Por suerte hay otras películas que por su costo, o incluso estrategia de marketing ya pensada, pueden lanzarse.

¿Quién piensa en el cine sin recuperación de costos? ¿Sin estrategias de marketing? Hasta los directores más reacios terminan enviando sus películas a festivales. Hay que moverla, es así.

El director de The Vast of Night (2019), al que no nombraré porque eligió con humildad que su nombre no figure en los títulos de su película, decidió sacarla del cajón y enviarla a Slamdance, el festival de cine. Según lo que leí, la produjo, escribió y dirigió aparentemente sólo para tener la posibilidad de hacer la siguiente.

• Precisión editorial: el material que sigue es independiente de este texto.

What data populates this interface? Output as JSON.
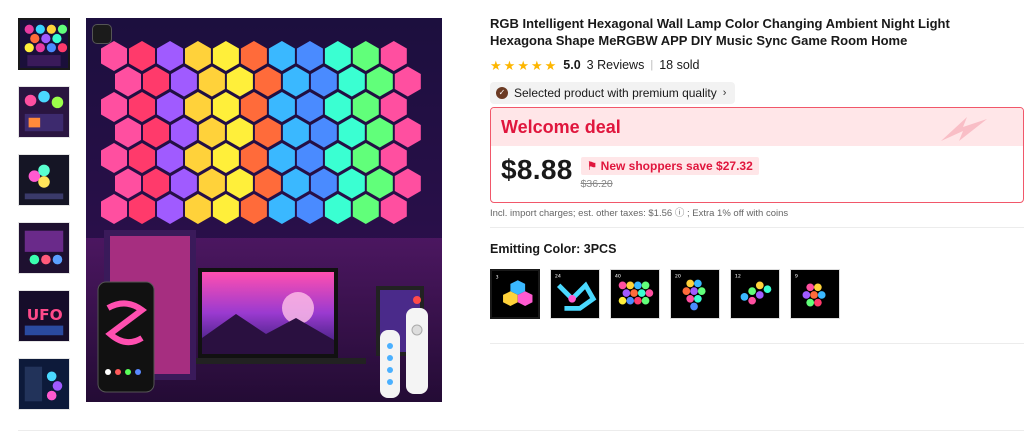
{
  "product": {
    "title": "RGB Intelligent Hexagonal Wall Lamp Color Changing Ambient Night Light Hexagona Shape MeRGBW APP DIY Music Sync Game Room Home",
    "rating": "5.0",
    "reviews": "3 Reviews",
    "sold": "18 sold",
    "quality_badge": "Selected product with premium quality"
  },
  "deal": {
    "title": "Welcome deal",
    "price": "$8.88",
    "save_text": "New shoppers save $27.32",
    "original_price": "$36.20"
  },
  "taxes_text": "Incl. import charges; est. other taxes: $1.56 ⓘ ; Extra 1% off with coins",
  "variant": {
    "label": "Emitting Color:",
    "selected": "3PCS",
    "options": [
      "3PCS",
      "24PCS",
      "40PCS",
      "20PCS",
      "12PCS",
      "9PCS"
    ]
  },
  "thumbnails": [
    "thumb-1",
    "thumb-2",
    "thumb-3",
    "thumb-4",
    "thumb-5",
    "thumb-6"
  ],
  "colors": {
    "accent_red": "#e0163d",
    "star": "#fdb600",
    "deal_bg": "#ffe6e8"
  }
}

Pero con esta sola ya logra tirarnos de la vista, como si tuviéramos unas manos ahí en vez de ojos, por dónde él quiere, con una seguridad que al principio es aplastante.

The Vast of Night, con su título ampuloso, resonante y cierto, porque la noche es vasta, es larga (la noche: la película es gratamente corta), donde se pueden escribir cosas como estas y hacer millones de cosas más, hasta descubrir una nave extraterrestre volando encima de tu casa, si estás de suerte y se es insistente, fue adquirida por Amazon Video, donde podemos verla.

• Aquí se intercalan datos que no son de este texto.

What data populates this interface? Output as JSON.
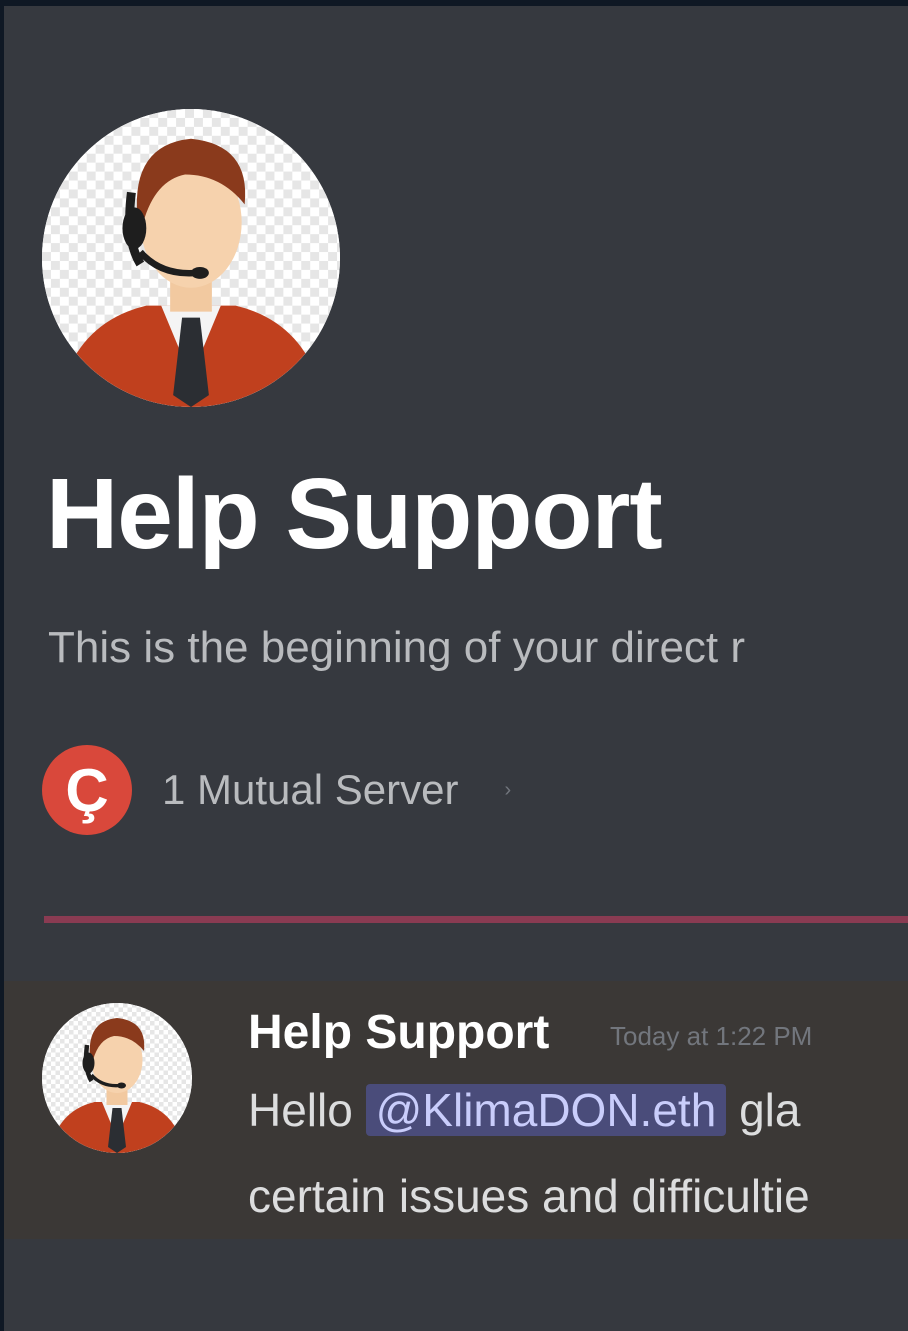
{
  "header": {
    "title": "Help Support",
    "subtitle": "This is the beginning of your direct r",
    "avatar_icon": "support-agent-headset-avatar"
  },
  "mutual_servers": {
    "icon_letter": "Ç",
    "label": "1 Mutual Server",
    "chevron": "›"
  },
  "message": {
    "author": "Help Support",
    "timestamp": "Today at 1:22 PM",
    "greeting": "Hello",
    "mention": "@KlimaDON.eth",
    "text_after_mention": "gla",
    "line2": "certain issues and difficultie"
  },
  "colors": {
    "background": "#36393f",
    "divider": "#8a3b52",
    "mention_bg": "#4a4c7a",
    "server_icon": "#d9483b"
  }
}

Una película más difícil de rastrear es Driveways (2019, aparentemente aún no hay título en nuestro idioma) Bien actuada, bien escrita, bien filmada, la película de Andrew Ahn, sobre una amistad entre un niño, Lucas Jaye, y un señor entrado en años (Brian Dennehy en su última actuación) nos expone, con medida pausa, la irremediabilidad de las diferencias entre los seres humanos y las impensables (y a veces olvidadas) amistades que generan estas tiernas marginalidades.

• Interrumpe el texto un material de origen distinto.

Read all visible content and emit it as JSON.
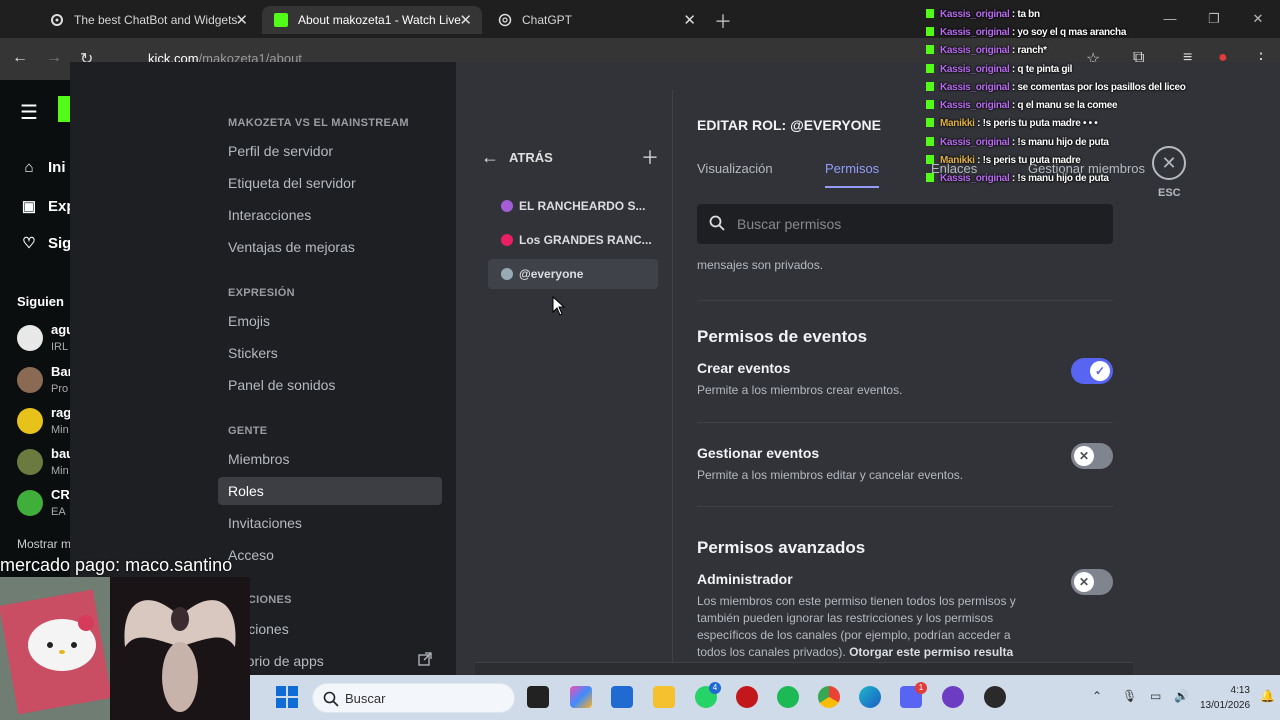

Pero tenemos que seguir hablando de dinero. Das 5 Bloods (5 sangres, de Spike Lee) fue estrenada en Netflix y tuvo un costo de 45 millones de dólares. Lo que simplemente quiere decir que una de 45 millones puede estrenarse online pero una de 250 millones, no. Tiene lógica. Hay que esperar para ver a Bond.

5 sangres, es buenísima, qué más decir, siempre Spike Lee fue un excelente director de cine y lo sigue siendo. Recuerden que no soy un crítico de cine y que solamente hablo, o trato de hablar, de las películas que me van gustando, como si esta fuera la libreta de películas ya vistas que solía llevar cuando era chico (de niño no sabía cuánto salía producir una película, cabe destacar)

La película de Spike Lee tiene la música del gran Terence Blanchard. A Blanchard también lo encontré haciendo la música jazzera de una serie estrenada hace poco, que chusmeé porque me gustan las historias sucias de detectives: Perry Mason.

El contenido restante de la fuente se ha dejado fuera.